Quite often my peers tell me, Sarah your different, you don’t fear job interviews, you don’t fear anything, you just tend to do whatever you want and things just happen for you. But the truth is, I was just like any other youth, I feared a lot of things, I doubted myself more times in a day, I got uptight before meeting new people because I certainly didn’t know what to talk about with them. These fears made me fail more interviews probably more times than any of you but I have grown so much from my fears.
In 2009, I met with a well meaning friend of mine, whose life had dramatically changed. She was still at University but had already opened up a business. Out of curiosity I asked her how she had managed to set up a business that fast. That’s when she told me about her mentor madam Esther Kyaziike, who runs Kawempe youth Centre.
She had spent two years under the mentorship of this fine lady who helped her start up small scale businesses which generated money to open up her current photocopying business in Wandegeya. Her story really impressed me and I immediately inquired if she could get me a meeting with her mentor. Days later she called me up to tell me she had secured a meeting for me and I started preparing myself. On the day of the scheduled meeting my nerves hit me badly and I was contemplating not going but my sister offered to go with me.
We reached just in time and were ushered into her office where she was waiting for us with a smile. The moment I saw her, my armpits started perspiring, I knew what was coming next. I sat down but my sister reached out to shake Madam Esther’s hand and said Martha Nansamba here.
Madam Esther smiled and said pleasure to meet you. When it was my turn to do the same, my heart rate shot up and was beating faster than the Indian tamtum drums, I started imagining what she thought of me, would she reject me as a mentee and take on my sister. I suddenly didn’t know what to tell her and while I was still lost in my thoughts, I stood up shook her hand and said Martha Nansamba here.
Everyone started laughing, I wondered what I had done or said that made every one break out in laughter. I hadn’t heard what I’d said; fear had gripped me so much that my ears were burning up in stimulation I didn’t get a thing. Madam Esther looked right in my face and asked me again, what’s your name? I went ahead to say Sarah Nansamba, and this time I heard myself and bit my lower lip while cursing under my breath.
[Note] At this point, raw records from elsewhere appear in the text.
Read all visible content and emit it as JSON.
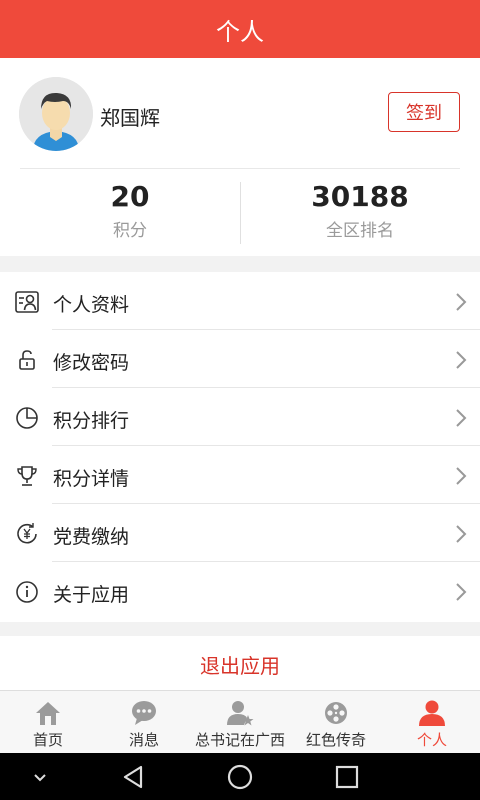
{
  "header": {
    "title": "个人"
  },
  "profile": {
    "username": "郑国辉",
    "signin_label": "签到",
    "stats": [
      {
        "value": "20",
        "label": "积分"
      },
      {
        "value": "30188",
        "label": "全区排名"
      }
    ]
  },
  "menu": {
    "items": [
      {
        "label": "个人资料",
        "icon": "profile-card-icon"
      },
      {
        "label": "修改密码",
        "icon": "unlock-icon"
      },
      {
        "label": "积分排行",
        "icon": "pie-chart-icon"
      },
      {
        "label": "积分详情",
        "icon": "trophy-icon"
      },
      {
        "label": "党费缴纳",
        "icon": "payment-icon"
      },
      {
        "label": "关于应用",
        "icon": "info-icon"
      }
    ]
  },
  "logout_label": "退出应用",
  "tabs": [
    {
      "label": "首页",
      "icon": "home-icon"
    },
    {
      "label": "消息",
      "icon": "message-icon"
    },
    {
      "label": "总书记在广西",
      "icon": "person-star-icon"
    },
    {
      "label": "红色传奇",
      "icon": "film-reel-icon"
    },
    {
      "label": "个人",
      "icon": "user-icon",
      "active": true
    }
  ],
  "colors": {
    "accent": "#ef4a3b",
    "text": "#222222",
    "muted": "#9a9a9a",
    "tab_inactive_icon": "#9b9b9b"
  }
}
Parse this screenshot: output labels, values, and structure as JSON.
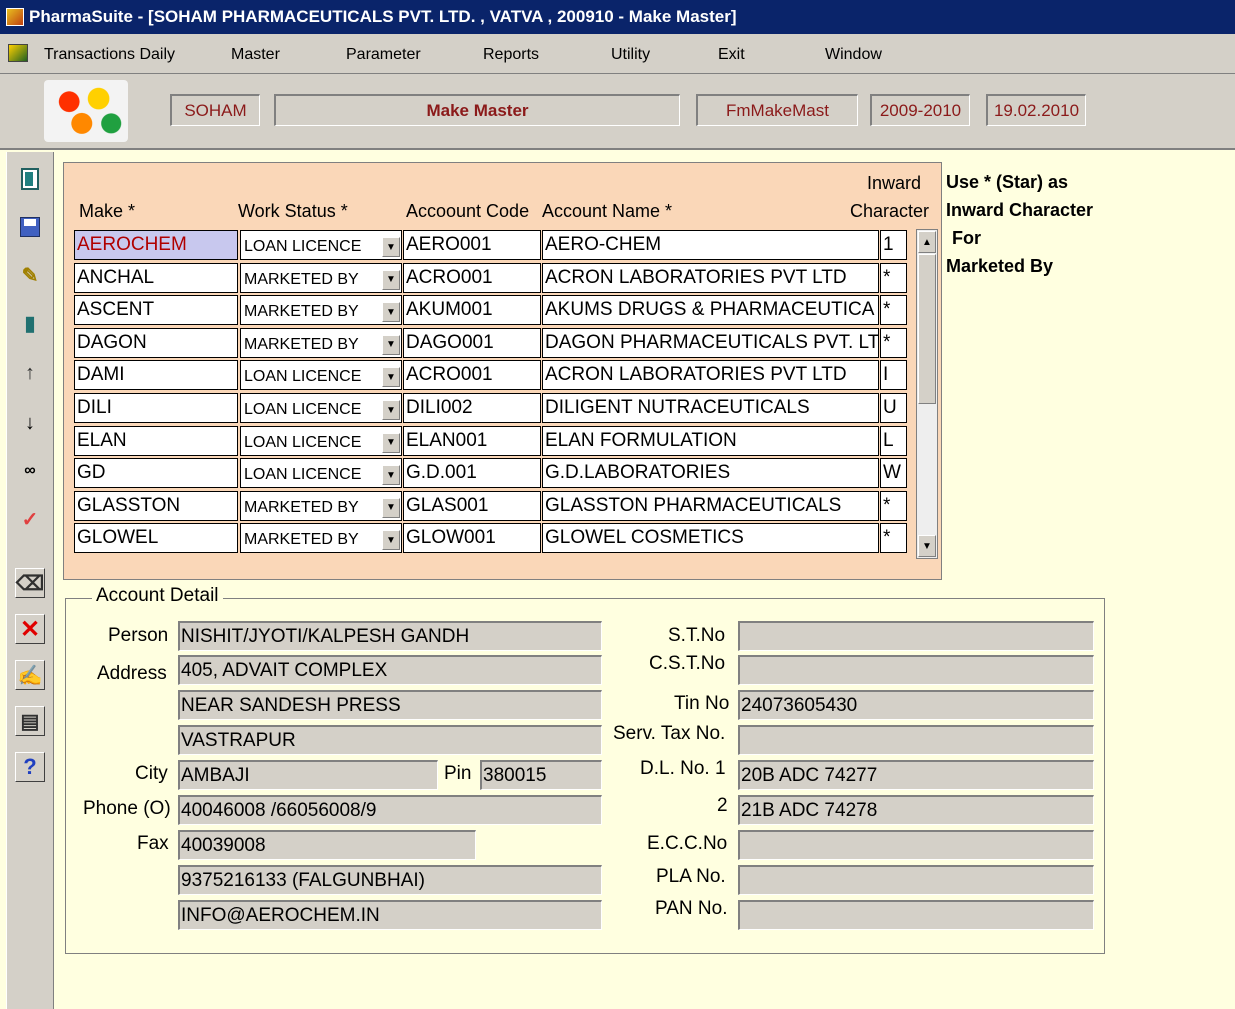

I quickly went ahead to correct my mistake….Sarah Namulondo…its Sarah Namulondo. She looked right through me in puzzlement and sat back in her chair with one of those looks on her face. I got another of the same look on my sister’s face questioning what was wrong with me but was too embarrassed to even consider her contempt. My hands were shaking in fear and embarrassment; my ears still so hot, I just hated myself for messing up.
I had practiced for four hours prior to meeting her but it looked like I was unprepared. Thankfully she was forgiving and allowed to take me and my sister on as mentees. I guess she could see right through my fear and the first 2 months of our relationship were spent on teaching me how to fight the fear of meeting and associating with new people.
#Rule number one
Stop practicing before meeting people you’re interested in making lasting relationships with. You should always let the conversation flow naturally, ask simple questions and be interested in the person and what they do. It’ll help break the ice.
#Rule number two
Always limit your expectations, a meeting will either go well or bad and you have no control over that the only person you can control is yourself, find peace in that.
#Rule number three
Don’t try to impress people, it’ll make you look mechanical, let the original you come out, not the practiced one but the genuine you. People don’t like associating with fake people.
#Rule number four
Maintain eye contact to avoid appearing shady and above all dress the part.
She taught me that and I have been using it for quite some time. I guess, I turned out well and am happy and so blessed I met her when I did.